No ! because Thruebaab alias Chechey is my creation. But I like to believe that there could be many living and dead Bhutanese women who could easily connect themselves with some or complete parts of Chechey’s life.
Q: Writing a book is a long and thankless and isolating process. What was your aim in telling the epic story of Chechey / Thruebaab?
DD:To me so far I must say it was a fun, enjoyable and a fulfilling. Strictly speaking the book was a pleasant surprise outcome of my writing hobby.
The motivation to write this story originated in 2006 in one of my work related tours to lower Zhemgang. We had about a week of walking during the tour. It was during this tour when I saw the stark differences between the lives in these villages and the urban areas which I wanted to share with my luckier urban population. I think it was basically an outburst of my deep-rooted personal concerns on these and some other aspects of our society.
Also it is my sincere hope that this book will – Encourage, Enthuse and Entice Bhutanese Women to Empowerment and Excellence.
Q: Fascinating that you chose to write the story of a woman, mostly. Do you consider yourself a feminist?
DD: Well for sure I don’t qualify to be labeled as feminist. But I always had a deep concern for women’s rights. I guess this has got to do with my experience with my mother’s life.
Q: Do you feel like there are strides being made to combat child slavery and rape in Bhutan?
DD: The situation has changed a lot from those that I described in my book but many challenges still are hovering. Actually this book is also an outcome of my personal interest and concern on the subject of gender issue especially from the point of view of women gender as the disadvantaged one even in our context. Most of us tend to claim that Bhutanese women enjoy equality with men and while I have been always feeling uncomfortable with such views.
You know we have since couple of years RENEW (Respect, Educate, Nurture and Empower Women) dedicated to uplift the opportunities for women and NCWC (National Commission for Women and Children), a government agency responsible to uphold or support the rights and opportunities of women and children. Also many legal instruments supporting women and children are being put in place. But having said that I believe we have a long way to go.
Q: A lot of Bhutanese get angry with foreigners (like me) who they feel idolize or glamorize Bhutan, or criticize it. Have any Bhutanese been angry with you for being frank about the flip side of the so-called Shangri-la?
DD: I believe there is no reason in the book for anyone to be offended or get angry. We cannot be oblivious and ignorant to isolated sad true stories such as in my book. If we do not expose and nip them in its infancy, many more such sad stories could indeed easily be not just the flip side but permanent way of life as is evident everywhere else. But you will kindly agree that happiness is not yet the flip side of development but the mainstay of Bhutanese life and society. I hope this is appreciated and for all to observe in Bhutan.

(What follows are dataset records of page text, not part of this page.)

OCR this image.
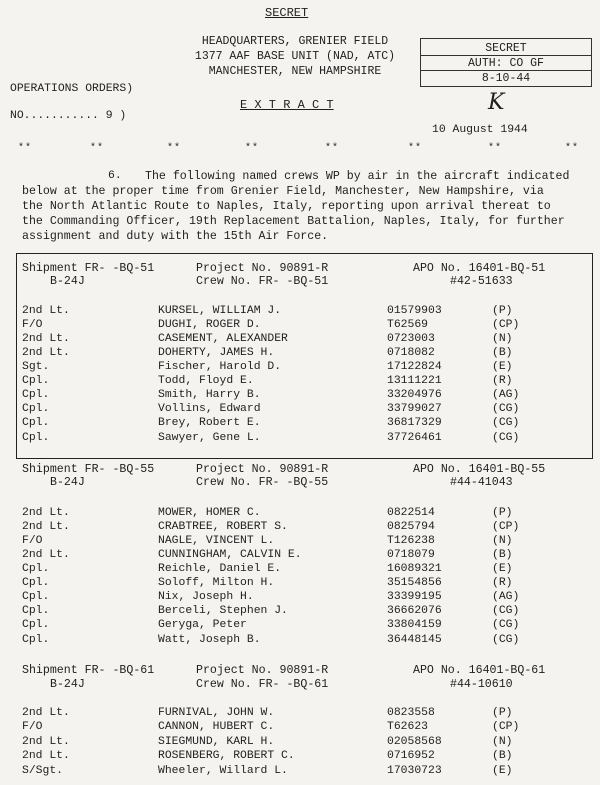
SECRET
HEADQUARTERS, GRENIER FIELD
1377 AAF BASE UNIT (NAD, ATC)
MANCHESTER, NEW HAMPSHIRE
SECRET
AUTH: CO GF
8-10-44
OPERATIONS ORDERS)
NO........... 9 )
E X T R A C T	K
10 August 1944
**	**	**	**	**	**	**	**
6. The following named crews WP by air in the aircraft indicated
below at the proper time from Grenier Field, Manchester, New Hampshire, via
the North Atlantic Route to Naples, Italy, reporting upon arrival thereat to
the Commanding Officer, 19th Replacement Battalion, Naples, Italy, for further
assignment and duty with the 15th Air Force.
Shipment FR- -BQ-51	Project No. 90891-R	APO No. 16401-BQ-51
B-24J	Crew No. FR- -BQ-51	#42-51633
2nd Lt.	KURSEL, WILLIAM J.	01579903	(P)
F/O	DUGHI, ROGER D.	T62569	(CP)
2nd Lt.	CASEMENT, ALEXANDER	0723003	(N)
2nd Lt.	DOHERTY, JAMES H.	0718082	(B)
Sgt.	Fischer, Harold D.	17122824	(E)
Cpl.	Todd, Floyd E.	13111221	(R)
Cpl.	Smith, Harry B.	33204976	(AG)
Cpl.	Vollins, Edward	33799027	(CG)
Cpl.	Brey, Robert E.	36817329	(CG)
Cpl.	Sawyer, Gene L.	37726461	(CG)
Shipment FR- -BQ-55	Project No. 90891-R	APO No. 16401-BQ-55
B-24J	Crew No. FR- -BQ-55	#44-41043
2nd Lt.	MOWER, HOMER C.	0822514	(P)
2nd Lt.	CRABTREE, ROBERT S.	0825794	(CP)
F/O	NAGLE, VINCENT L.	T126238	(N)
2nd Lt.	CUNNINGHAM, CALVIN E.	0718079	(B)
Cpl.	Reichle, Daniel E.	16089321	(E)
Cpl.	Soloff, Milton H.	35154856	(R)
Cpl.	Nix, Joseph H.	33399195	(AG)
Cpl.	Berceli, Stephen J.	36662076	(CG)
Cpl.	Geryga, Peter	33804159	(CG)
Cpl.	Watt, Joseph B.	36448145	(CG)
Shipment FR- -BQ-61	Project No. 90891-R	APO No. 16401-BQ-61
B-24J	Crew No. FR- -BQ-61	#44-10610
2nd Lt.	FURNIVAL, JOHN W.	0823558	(P)
F/O	CANNON, HUBERT C.	T62623	(CP)
2nd Lt.	SIEGMUND, KARL H.	02058568	(N)
2nd Lt.	ROSENBERG, ROBERT C.	0716952	(B)
S/Sgt.	Wheeler, Willard L.	17030723	(E)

My book portrays issues such as child labor, sexual exploitation of rural women, alcoholism and many others but I would not call these as the flip side of the Shangrila. We believe Shangri-la is Bhutan. People no matter how poor or sad they may be, I still believe there is lot of contentment, smiles, joys, fresh air and water everywhere. It is not for anything that Bhutan is the land of Gross National Happiness. Happiness is the vision. Happiness is the goal. Happiness is the way of life. My dream is… Bhutan will continue to be the Kingdom of Happiness for all times to come as I have captioned on the front cover of my book.